Ya know.... I work full time, have 2 children (6,3) get NO support from their father (however he does pay their health insurance)and I'm an independent woman. When I left my ex our lifestyles changed; I had to get rid of my mini-van and totally down grade, I left him the house since he wouldn't leave, (he has since let it forclose....another issue!) and I no longer get to have my little shopping sprees like I used to.... when you divorce, everything changes. He sees his kids every Tuesday and every weekend (and we live 2hrs away) and when he asks her about switching a day here or there she says, "NO"..... but he will accomodate her all the time. I love him more than anything, but will he always let her push him around? Is he doing this out of guilt?
I mean... I can see paying
I mean... I can see paying her to stay home if she actually did something other than have coffee next door and complain about what a bastard he is....(in front of the kids).... But for real, it's amazing how far a little guilt can go..... Guess he doesn't want to be with her, but just take care of her!!!
He's supported her through
He's supported her through the separation/divorce.... and per their "agreement" (he signed his life away) the actual alimony starts when the divorce is final....which can take up to 2years! I swear, it must be nice to have a "lifestyle" of doing nothing.... She wanted his 401k but chose to keep the house instead. And if something is broken, guess who is there to the rescue (2hr drive from us)! It's amazing I tell you.... He avoids confrontation with her, but has NO problem when it comes to me.... At least I got the better engagement ring.... }:-)
I think you read that out of my diary...
Honey, yes he does it out of guilt and it is just easier for a man to go with the flow -they don't want a big drawn out drama - they always take the easy way out. Tell him that the more he gives, the worse it will get. In time, she will rely on him so much and she will eventually get desperate once she realizes that the alimony is going to stop - she will stop at nothing. He needs to put his foot down now. Anyway, I wish you luck - all I can say is get LEGAL advice on the child support/alimony IMMEDIATELY and do everything in your power to keep her out of your life.
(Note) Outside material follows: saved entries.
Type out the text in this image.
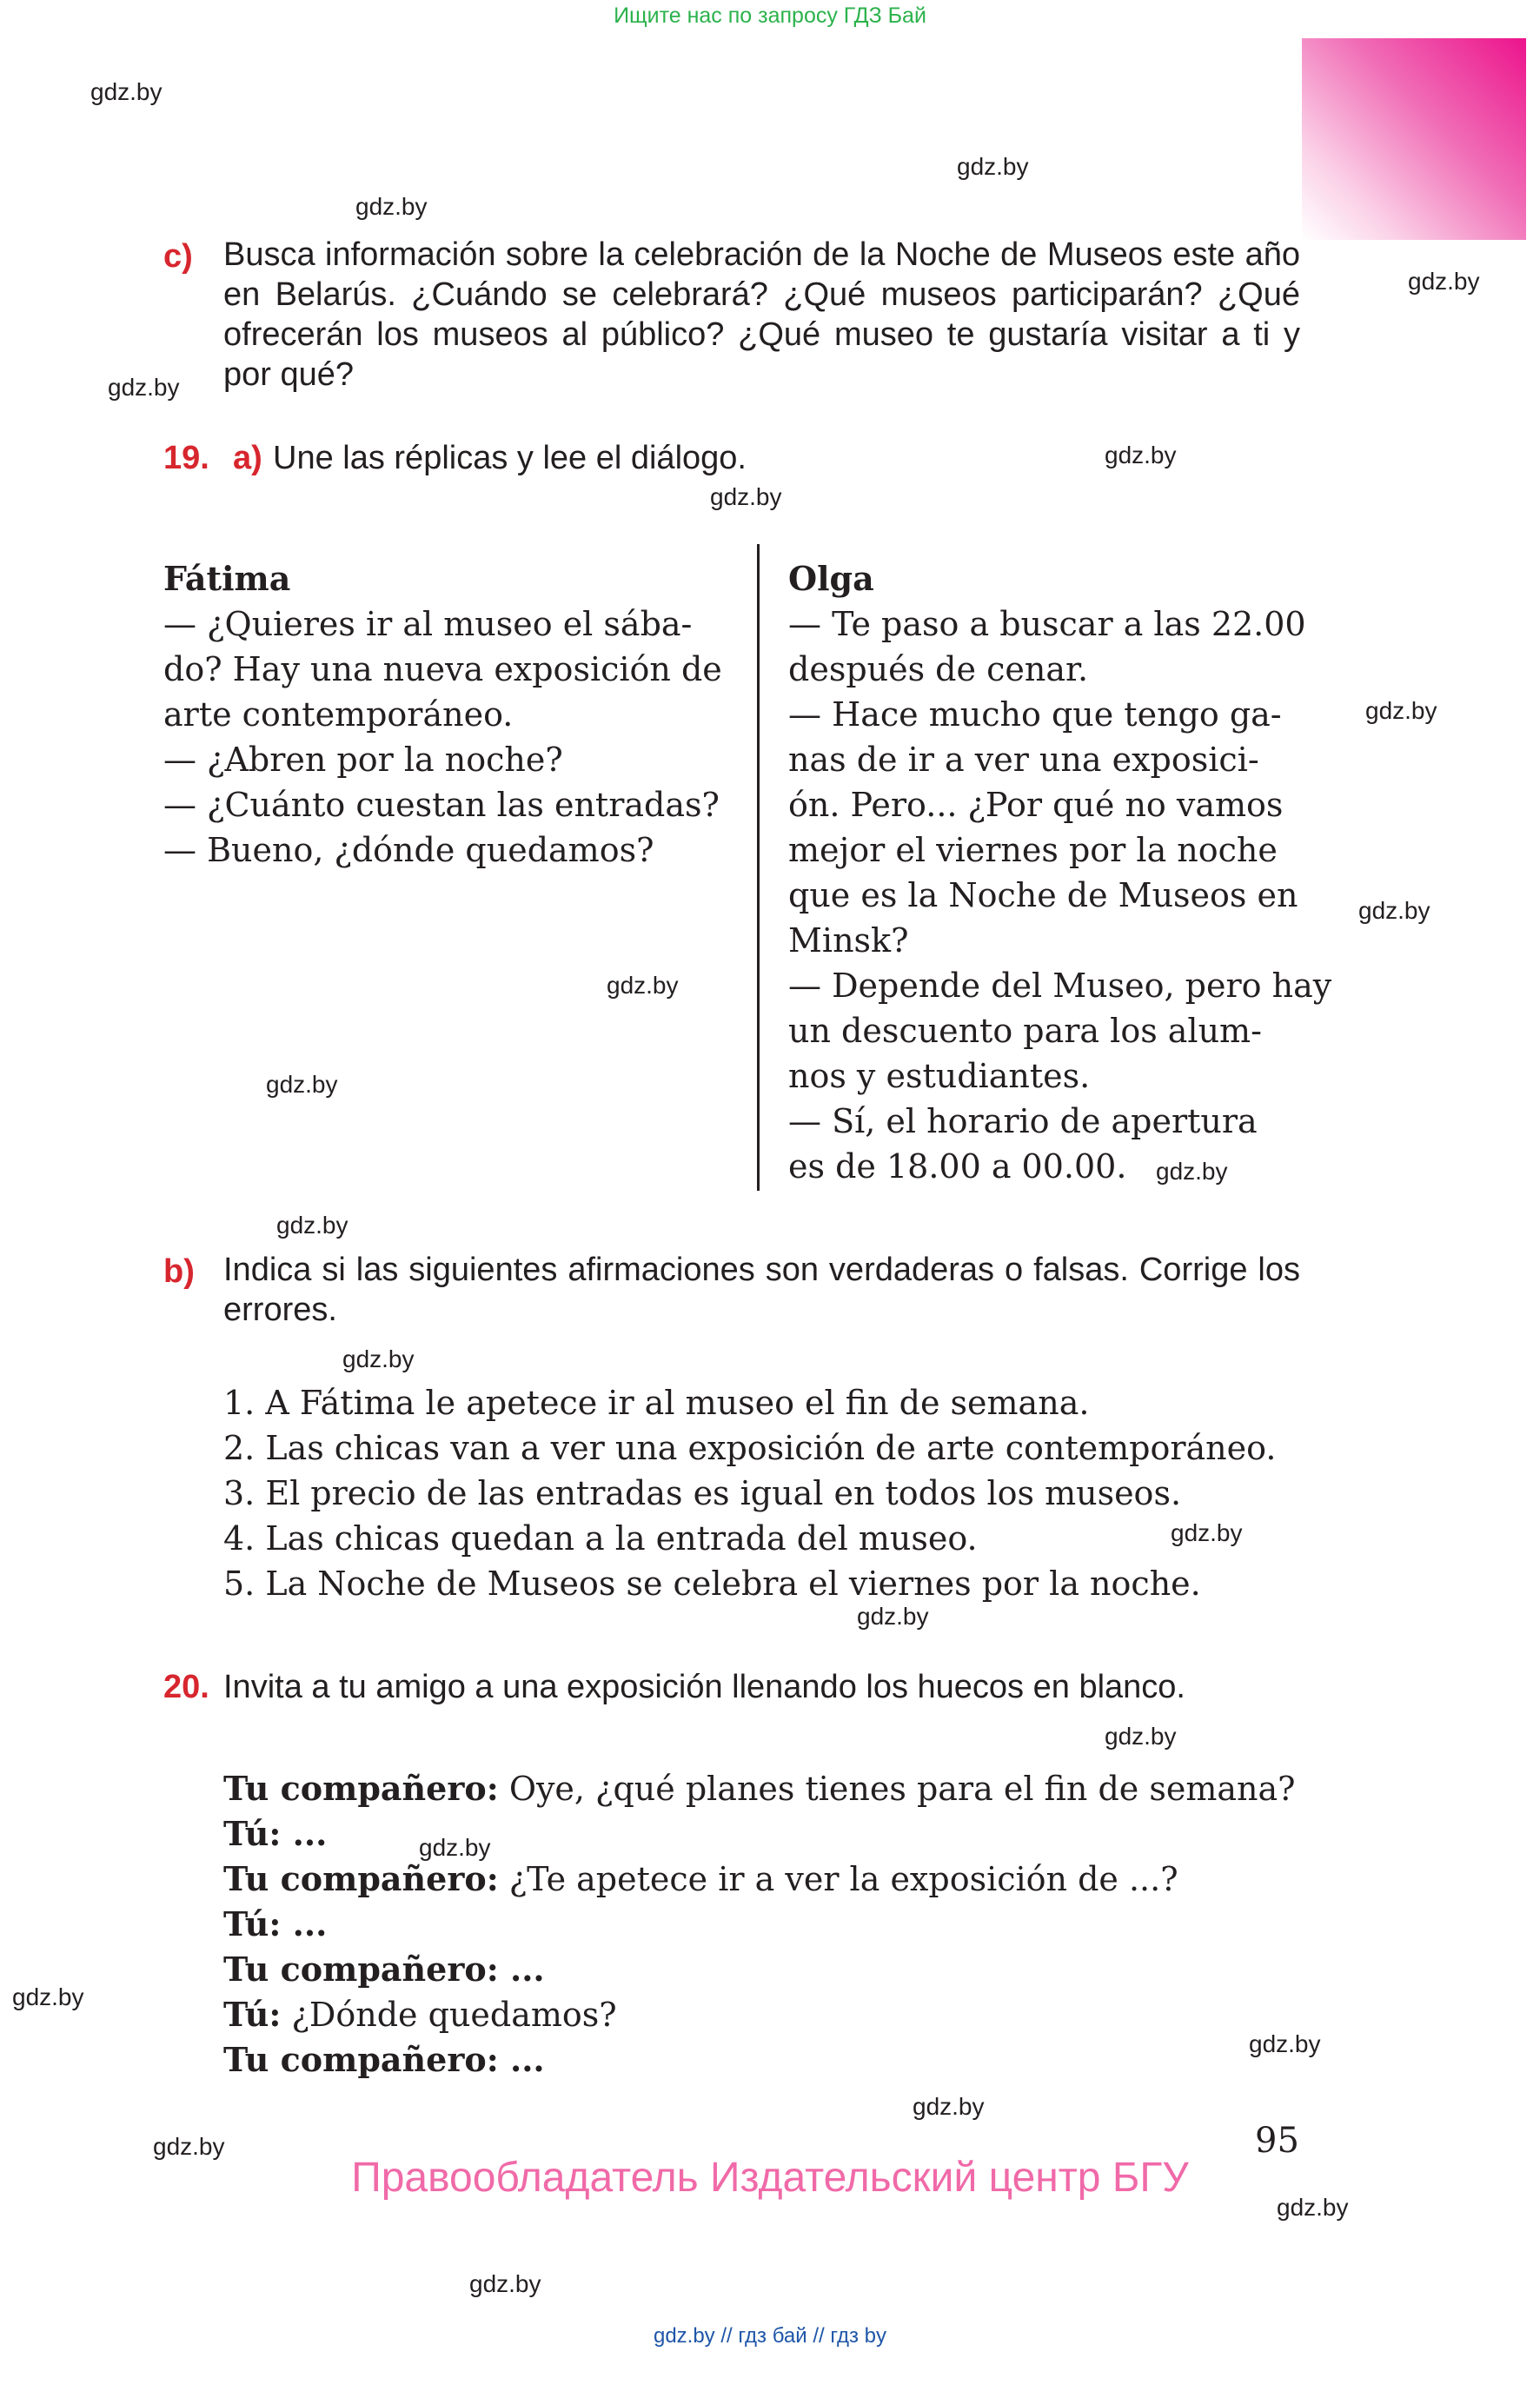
Ищите нас по запросу ГДЗ Бай
gdz.by
gdz.by
gdz.by
gdz.by
gdz.by
gdz.by
gdz.by
gdz.by
gdz.by
gdz.by
gdz.by
gdz.by
gdz.by
gdz.by
gdz.by
gdz.by
gdz.by
gdz.by
gdz.by
gdz.by
gdz.by
gdz.by
gdz.by
gdz.by
c) Busca información sobre la celebración de la Noche de Museos este año en Belarús. ¿Cuándo se celebrará? ¿Qué museos participarán? ¿Qué ofrecerán los museos al público? ¿Qué museo te gustaría visitar a ti y por qué?
19. a) Une las réplicas y lee el diálogo.
Fátima
— ¿Quieres ir al museo el sába-
do? Hay una nueva exposición de
arte contemporáneo.
— ¿Abren por la noche?
— ¿Cuánto cuestan las entradas?
— Bueno, ¿dónde quedamos?
Olga
— Te paso a buscar a las 22.00
después de cenar.
— Hace mucho que tengo ga-
nas de ir a ver una exposici-
ón. Pero... ¿Por qué no vamos
mejor el viernes por la noche
que es la Noche de Museos en
Minsk?
— Depende del Museo, pero hay
un descuento para los alum-
nos y estudiantes.
— Sí, el horario de apertura
es de 18.00 a 00.00.
b) Indica si las siguientes afirmaciones son verdaderas o falsas. Corrige los errores.
1. A Fátima le apetece ir al museo el fin de semana.
2. Las chicas van a ver una exposición de arte contemporáneo.
3. El precio de las entradas es igual en todos los museos.
4. Las chicas quedan a la entrada del museo.
5. La Noche de Museos se celebra el viernes por la noche.
20. Invita a tu amigo a una exposición llenando los huecos en blanco.
Tu compañero: Oye, ¿qué planes tienes para el fin de semana?
Tú: ...
Tu compañero: ¿Te apetece ir a ver la exposición de ...?
Tú: ...
Tu compañero: ...
Tú: ¿Dónde quedamos?
Tu compañero: ...
95
Правообладатель Издательский центр БГУ
gdz.by // гдз бай // гдз by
I would say to try and get along with her, but that just isn't feasible in most situations - most adults don't act like adults - they're ridiculous.
And what gets me...
...is that some of these women won't work, but if the man marries a woman who does work the ex thinks that since the new woman brings in a paycheck, that frees up more of his money to send to her. My DH's ex started that line as soon as we got married. She quickly found out it ain't happening!
OMG EXACTLY!!! Once the BM
OMG EXACTLY!!! Once the BM found out that we were living together, the first thing that came out of her mouth was, "Good, I need about $300 more per month to cover entertainment expenses....." WHAT???? DID SHE REALLY GO THERE??? He reminded her that it was $3200 per/M and it wasn't changing.....
She came right out and asked me if I worked
I said yes I work full time and I see every cent of money that comes in or goes out! (EX:CS Payments)
She works but only the Max hours she can so she can get help from the Government.
She is also a control freak and I know that since I have control over the money she cannot bitch to BF about late payments or whatever to him. HA I LOVE IT
I wish I could sell her for what she thinks she is worth,
I'd be a millionare twice.
Mzmasi, as time goes by this
Mzmasi, as time goes by this issue could cause some resentment on your part and that could cause problems down the road. It sounds like your DH is comfortable with the arrangement he's made, but b/c you see all this $$$ going out the door to the BM it would only be natural to resent it.
I guess the questions I would ask myself are: Does this $$$ she's getting affect my lifestyle? Am I doing without in order to meet the financial obligations that DH has? If the answer to these is NO, then I would let it go. It will only generate resentment and hostility, even subconsciously on your part.
If the answer is YES, then DH and you should sit down and talk honestly and openly about this, reevaluate his motivation for this hugely disproportionate amount of spousal support. I don't think this is a control issue for you, but rather it's about understanding what motivates your DH to be so "generous." In my experience, even if I can't change the situation, understanding the other's motivation helps to reconcile my feelings about it and keep them in perspective.
In the end, if this remains as it is, then all we can do is say, "whatever..." and let it go.
Sucker is what I want to say around here too!!